As you’d expect, quitting the trash talk makes you feel good. In fact, brain-imaging scans done on Buddhist monks by University of Wisconsin neuroscientists suggest that self-compassion lessens anxiety and depression. But surprisingly, being kind to yourself also has a concrete effect on your behavior and physical well-being. “Studies show that self-compassionate people are more proactive about looking after themselves,” says Duke University professor of psychology and neuroscience Mark Leary, PhD, who’s been involved with much of the research in this field. “They’re more likely to take vitamins, practice safe sex, and go to the doctor when they’re sick.” Read on to see how you can score big health gains by giving yourself a break.
Most people play drill sergeant with themselves: “I have to go to Spinning every day this week!” But using phrases like have to and setting too-strict goals are a recipe for falling short—and feeling lousy about it. In a study published in the journal Motivation and Emotion, participants who forgave themselves for failing at a task were more likely to pick themselves up and try again. “They didn’t let that one failure define them,” Neff says. “When you criticize yourself, you undermine your self-confidence, which is a huge part of motivation.”
Try this: Encourage yourself the way you would a friend, with positive statements like: “If I go to Spinning, I’ll feel great, and I’ll probably fit into my jeans better, too.” Neff says: “Motivate yourself to do the right thing not because you’re inadequate, but because you want to be healthier, or land your dream job, or whatever your goal is.

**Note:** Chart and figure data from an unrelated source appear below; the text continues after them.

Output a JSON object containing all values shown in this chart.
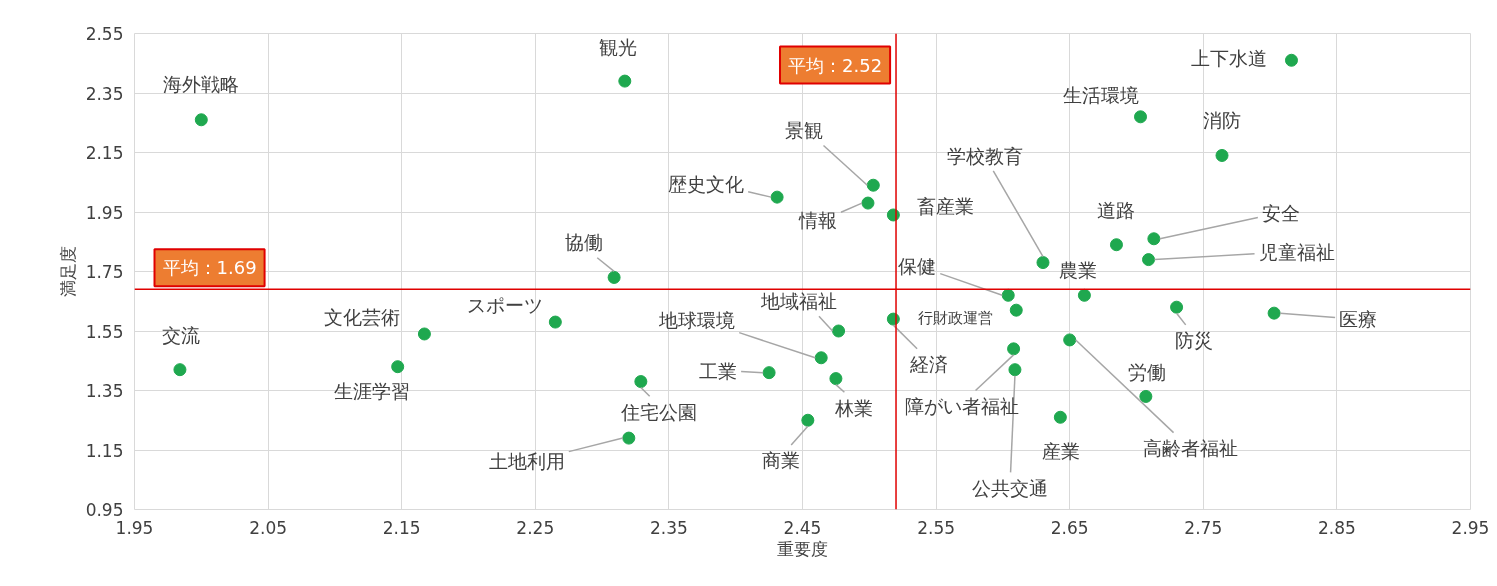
{
  "chart_data": {
    "type": "scatter",
    "xlabel": "重要度",
    "ylabel": "満足度",
    "marker": "circle",
    "color": "#1fa84f",
    "grid": true,
    "xlim": [
      1.95,
      2.95
    ],
    "ylim": [
      0.95,
      2.55
    ],
    "xticks": [
      1.95,
      2.05,
      2.15,
      2.25,
      2.35,
      2.45,
      2.55,
      2.65,
      2.75,
      2.85,
      2.95
    ],
    "yticks": [
      0.95,
      1.15,
      1.35,
      1.55,
      1.75,
      1.95,
      2.15,
      2.35,
      2.55
    ],
    "x": [
      2.0,
      2.317,
      2.816,
      2.703,
      2.764,
      2.503,
      2.431,
      2.499,
      2.518,
      2.685,
      2.713,
      2.709,
      2.63,
      2.309,
      2.604,
      2.661,
      2.73,
      2.803,
      2.61,
      2.167,
      2.265,
      2.477,
      2.518,
      2.608,
      2.65,
      2.464,
      1.984,
      2.147,
      2.425,
      2.609,
      2.329,
      2.475,
      2.707,
      2.643,
      2.454,
      2.32
    ],
    "values": [
      2.26,
      2.39,
      2.46,
      2.27,
      2.14,
      2.04,
      2.0,
      1.98,
      1.94,
      1.84,
      1.86,
      1.79,
      1.78,
      1.73,
      1.67,
      1.67,
      1.63,
      1.61,
      1.62,
      1.54,
      1.58,
      1.55,
      1.59,
      1.49,
      1.52,
      1.46,
      1.42,
      1.43,
      1.41,
      1.42,
      1.38,
      1.39,
      1.33,
      1.26,
      1.25,
      1.19
    ],
    "annotations": [
      {
        "text": "海外戦略",
        "x": 2.0,
        "y": 2.26
      },
      {
        "text": "観光",
        "x": 2.317,
        "y": 2.39
      },
      {
        "text": "上下水道",
        "x": 2.816,
        "y": 2.46
      },
      {
        "text": "生活環境",
        "x": 2.703,
        "y": 2.27
      },
      {
        "text": "消防",
        "x": 2.764,
        "y": 2.14
      },
      {
        "text": "景観",
        "x": 2.503,
        "y": 2.04
      },
      {
        "text": "歴史文化",
        "x": 2.431,
        "y": 2.0
      },
      {
        "text": "情報",
        "x": 2.499,
        "y": 1.98
      },
      {
        "text": "畜産業",
        "x": 2.518,
        "y": 1.94
      },
      {
        "text": "道路",
        "x": 2.685,
        "y": 1.84
      },
      {
        "text": "安全",
        "x": 2.713,
        "y": 1.86
      },
      {
        "text": "児童福祉",
        "x": 2.709,
        "y": 1.79
      },
      {
        "text": "学校教育",
        "x": 2.63,
        "y": 1.78
      },
      {
        "text": "協働",
        "x": 2.309,
        "y": 1.73
      },
      {
        "text": "保健",
        "x": 2.604,
        "y": 1.67
      },
      {
        "text": "農業",
        "x": 2.661,
        "y": 1.67
      },
      {
        "text": "防災",
        "x": 2.73,
        "y": 1.63
      },
      {
        "text": "医療",
        "x": 2.803,
        "y": 1.61
      },
      {
        "text": "行財政運営",
        "x": 2.61,
        "y": 1.62
      },
      {
        "text": "文化芸術",
        "x": 2.167,
        "y": 1.54
      },
      {
        "text": "スポーツ",
        "x": 2.265,
        "y": 1.58
      },
      {
        "text": "地域福祉",
        "x": 2.477,
        "y": 1.55
      },
      {
        "text": "経済",
        "x": 2.518,
        "y": 1.59
      },
      {
        "text": "障がい者福祉",
        "x": 2.608,
        "y": 1.49
      },
      {
        "text": "高齢者福祉",
        "x": 2.65,
        "y": 1.52
      },
      {
        "text": "地球環境",
        "x": 2.464,
        "y": 1.46
      },
      {
        "text": "交流",
        "x": 1.984,
        "y": 1.42
      },
      {
        "text": "生涯学習",
        "x": 2.147,
        "y": 1.43
      },
      {
        "text": "工業",
        "x": 2.425,
        "y": 1.41
      },
      {
        "text": "公共交通",
        "x": 2.609,
        "y": 1.42
      },
      {
        "text": "住宅公園",
        "x": 2.329,
        "y": 1.38
      },
      {
        "text": "林業",
        "x": 2.475,
        "y": 1.39
      },
      {
        "text": "労働",
        "x": 2.707,
        "y": 1.33
      },
      {
        "text": "産業",
        "x": 2.643,
        "y": 1.26
      },
      {
        "text": "商業",
        "x": 2.454,
        "y": 1.25
      },
      {
        "text": "土地利用",
        "x": 2.32,
        "y": 1.19
      }
    ],
    "ref_lines": [
      {
        "axis": "x",
        "value": 2.52,
        "label": "平均：2.52",
        "color": "#e00000"
      },
      {
        "axis": "y",
        "value": 1.69,
        "label": "平均：1.69",
        "color": "#e00000"
      }
    ]
  }
}
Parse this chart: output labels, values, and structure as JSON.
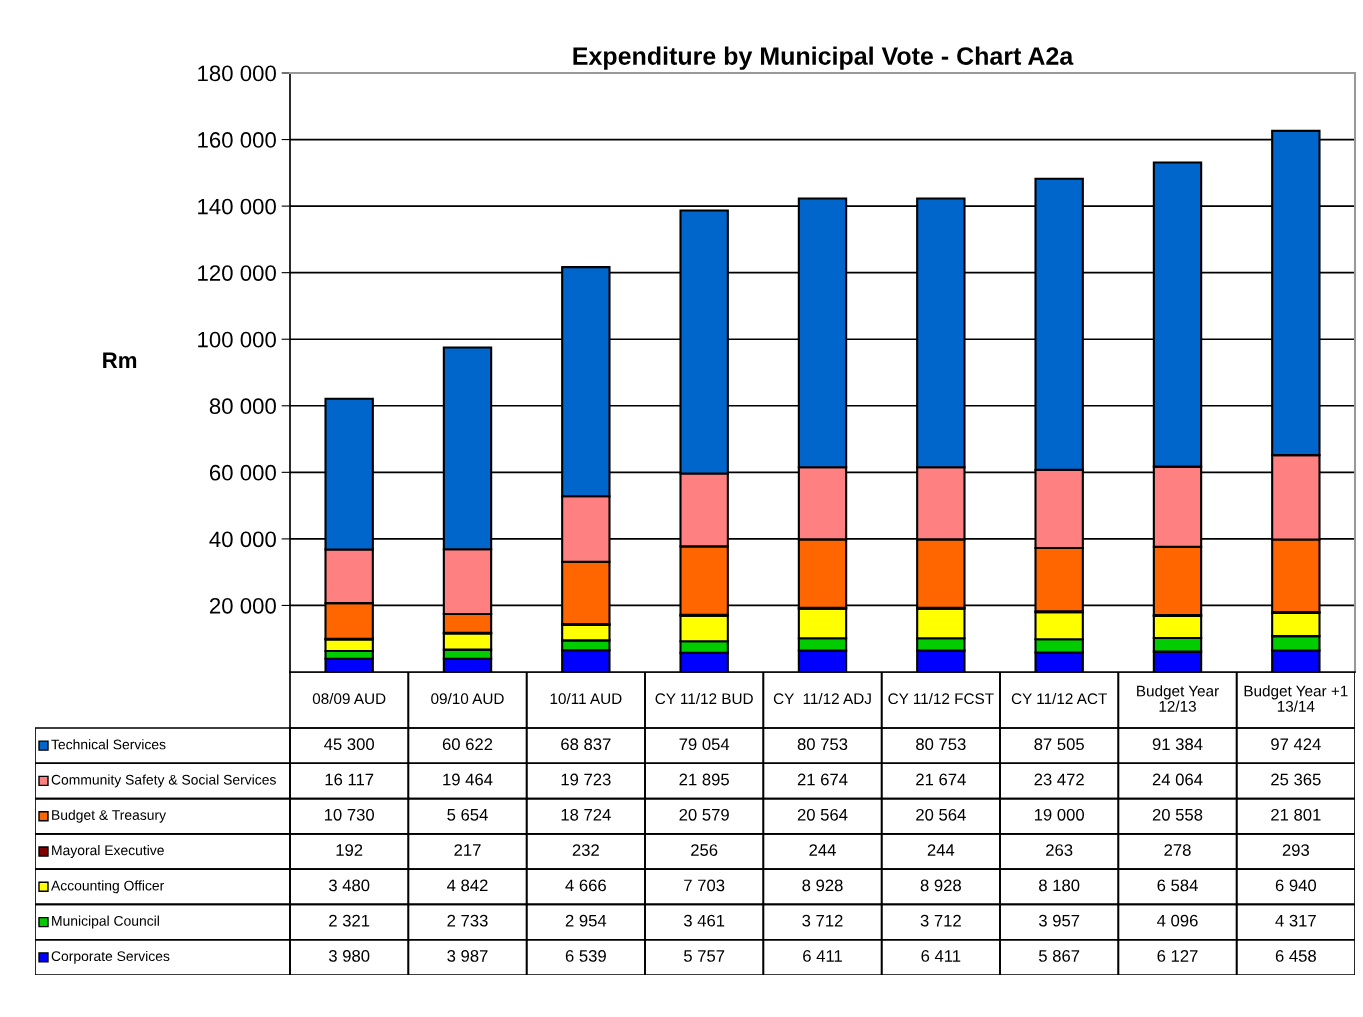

Keep your eyes on the prize, which is to be happy.”
A 2007 study shows how going easier on yourself can actually help you drop pounds: In it, Leary and a co-author asked two groups of women to eat doughnuts. One group got a talk along the lines of “I hope you won’t be hard on yourself. Everyone eats this stuff.” A control group got no such pep talk. Next, both groups taste-tested candy. The result: Women who got the self-compassion speech ate fewer bonbons. “They didn’t indulge in emotional eating like those left alone with their self-criticism,” says Jean Fain, a psychotherapist, teaching associate at Harvard Medical School, and author of The Self-Compassion Diet. “Telling yourself mean things—’I shouldn’t have eaten that,’ ‘I’m going to gain weight’—is a setup for overeating.” That’s because self-criticism stirs up negative emotions like anxiety and self-loathing, and we’ll do whatever we can to get rid of them—like dipping into the Ben & Jerry’s.
Try this: Next time you feel bad about scarfing down a brownie or snacking in front of the TV, let self-compassion give you some perspective. Instead of saying, “Screw it. What’s the point'”—which could just lead you to eat three more brownies—try instead: “It’s only one brownie. It’s not the end of the world. I can go back to making healthier choices.”